La capacidad tóxica de la violencia terrorista es infinita. El desorden que crea la muerte de inocentes divide e intimida: hace rehenes incluso entre quienes expresan su repulsa. Cualquier palabra mal modulada puede convertirse en munición política, sobre todo en esta época de uso creciente de las redes sociales tan instantáneas y nerviosas. Y hay circunstancias en que las declaraciones y expresiones de repulsa son sometidas a un escrutinio escrupuloso en búsqueda de un reproche rentable.
Desde la representante de la política exterior europea Catherine Ashton hasta el presidente Sarkozy, pasando por el candidato centrista François Bayrou, saben lo difícil que es pronunciarse en esta atmósfera tan eléctrica. Todos ellos han recibido algún reproche estos días por palabras que querían aliviar el dolor y el desorden creado por la violencia. Por eso los responsables políticos deben apelar a la unidad cívica cuando se producen.

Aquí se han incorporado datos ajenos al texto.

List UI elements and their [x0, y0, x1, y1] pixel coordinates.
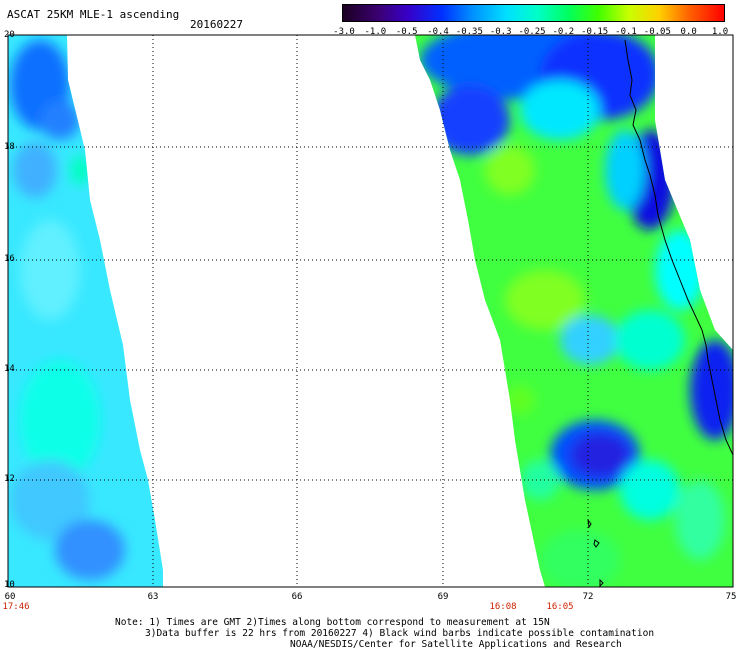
lon-label-66: 66 [291, 592, 303, 602]
footnotes: Note: 1) Times are GMT 2)Times along bot… [0, 617, 740, 650]
color-scale-bar [342, 4, 725, 22]
lat-label-10: 10 [4, 580, 15, 590]
lat-label-14: 14 [4, 364, 15, 374]
color-scale-tick: -0.2 [552, 27, 575, 37]
color-scale-tick: -0.15 [581, 27, 609, 37]
lat-label-12: 12 [4, 474, 15, 484]
pass-time-mid: 16:08 [489, 602, 517, 612]
map-title: ASCAT 25KM MLE-1 ascending [7, 8, 180, 21]
lon-label-60: 60 [4, 592, 16, 602]
map-frame [7, 34, 734, 588]
color-scale-tick: -0.4 [427, 27, 449, 37]
lon-label-72: 72 [582, 592, 594, 602]
lat-label-16: 16 [4, 254, 15, 264]
left-swath [8, 35, 163, 587]
color-scale-tick: -0.25 [518, 27, 546, 37]
color-scale-tick: -1.0 [364, 27, 387, 37]
color-scale-tick: -0.1 [615, 27, 637, 37]
pass-time-left: 17:46 [2, 602, 30, 612]
coastline [587, 39, 734, 588]
pass-time-right: 16:05 [546, 602, 574, 612]
note-line-2: 3)Data buffer is 22 hrs from 20160227 4)… [145, 628, 655, 639]
lon-label-75: 75 [725, 592, 737, 602]
lat-label-18: 18 [4, 142, 15, 152]
map-date: 20160227 [190, 18, 243, 31]
color-scale-tick: -0.35 [455, 27, 483, 37]
color-scale-tick: 0.0 [680, 27, 697, 37]
color-scale-tick: -0.3 [489, 27, 512, 37]
note-line-3: NOAA/NESDIS/Center for Satellite Applica… [290, 639, 622, 650]
color-scale-tick: -0.05 [643, 27, 671, 37]
lon-label-69: 69 [437, 592, 449, 602]
graticule [8, 35, 733, 587]
color-scale-tick: -3.0 [333, 27, 355, 37]
right-swath [415, 35, 733, 587]
color-scale-tick: -0.5 [395, 27, 418, 37]
lon-label-63: 63 [147, 592, 159, 602]
note-line-1: Note: 1) Times are GMT 2)Times along bot… [115, 617, 550, 628]
color-scale-tick: 1.0 [711, 27, 729, 37]
lat-label-20: 20 [4, 30, 15, 40]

Hay muchas cosas que igualan a los asesinos, lleven o no uniforme, pero hay una diferencia fundamental que les separa: las muertes de Toulouse alegrarán a los partidarios de Al Qaeda, mientras que las de Kandahar entristecen a todos; para los seguidores de Bin Laden la matanza de Toulouse es una hazaña victoriosa, mientras que la de Kandahar es una derrota amarga para Washington y sus aliados. Ambas soplan sobre las brasas de la guerra de civilizaciones que Bin Laden quiso librar.